La non conoscenza è lo spauracchio delle nuove generazioni che rischiano di cadere nel baratro del vuoto, nella trappola dell’insignificanza o nel vortice di un finto progresso che propina loro modelli da seguire lontani da un reale legame con la vita vera.

Maria Corti scriveva infatti “Modellare la materia incoerente e vertiginosa del nostro immaginario è arduo ma necessario”.

Quando sono entrata nelle classi delle docenti Giuliana e Alberone ho potuto appurare con mano come un pericolo simile fosse lontano. Ho conosciuto giovani studenti i cui sguardi, interventi e partecipazione attiva hanno facilitato un lavoro il cui esito non era certo scontato.

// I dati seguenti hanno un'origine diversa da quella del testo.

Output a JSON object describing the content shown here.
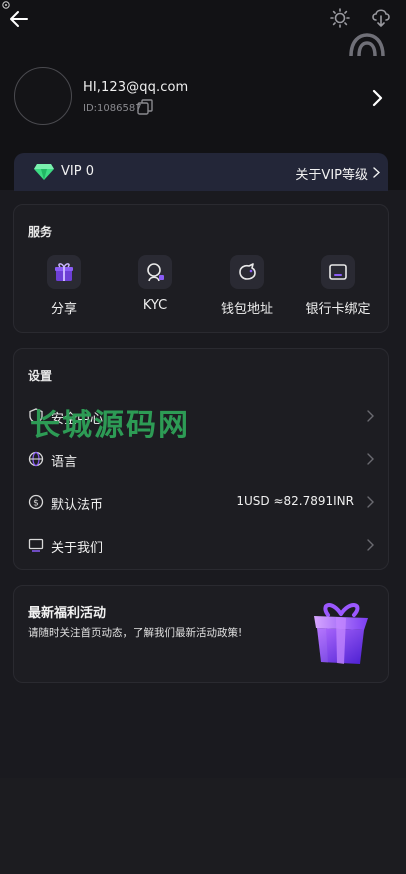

Perché mai i ragazzi avrebbero potuto trovare interessante una storia risalente al 1480 e tanto più il percorso esistenziale di una donna che ha voluto scriverlo?

La risposta l’ho ricevuta in ogni momento degli incontri svolti a scuola. La risposta risiede in una parola che è anche un valore e che è stato un concetto chiave dal quale siamo partiti per dare inizio al nostro lavoro.

È curiosità… è la curiosità che ha animato gli alunni, è la curiosità che ha caratterizzato l’esistenza di Maria Corti.

Questo binomio ha gettato le basi per un percorso che ci ha visto approfondire di volta in volta la vita di una donna che nella solitudine della sua infanzia a causa della morte della madre e delle lunghe assenze del padre ha trovato nella lettura un conforto.

Negli spazi freddi e desolati del collegio che la accoglieva ha compiuto la sua prima ribellione. Di nascosto, nelle notti fatte di brusii e scandite dal passo severo delle suore, Maria Corti ha dato vita a un mondo… il suo. Un mondo inviolabile fatto di incanto, stupore, conoscenza.

Da ragazzina già conosceva i classici della letteratura e niente più della lettura sapeva eguagliare quel piacere e quella sete di sapere che ha caratterizzato la sua esistenza.

Solo la vastità delle montagne del suo nord e l’immensità del mare del suo sud hanno colmato quella sensazione di infinito che permea i suoi scritti, quella consapevolezza che ogni ricerca compiuta era solo una parte millesimale del lavoro che si sarebbe potuto fare.

Biblioteche e archivi sono gli spazi nei quali Maria Corti ha trascorso la gran parte della gioventù, gli anni del liceo e quelli universitari. Sembra non essersi stancata mai Maria Corti, solo a volte si ha l’impressione abbia ceduto allo sconforto ed è stato quando il contesto intorno le risultava troppo ingombrante, fin troppo autoreferenziale, al limite della sopportazione.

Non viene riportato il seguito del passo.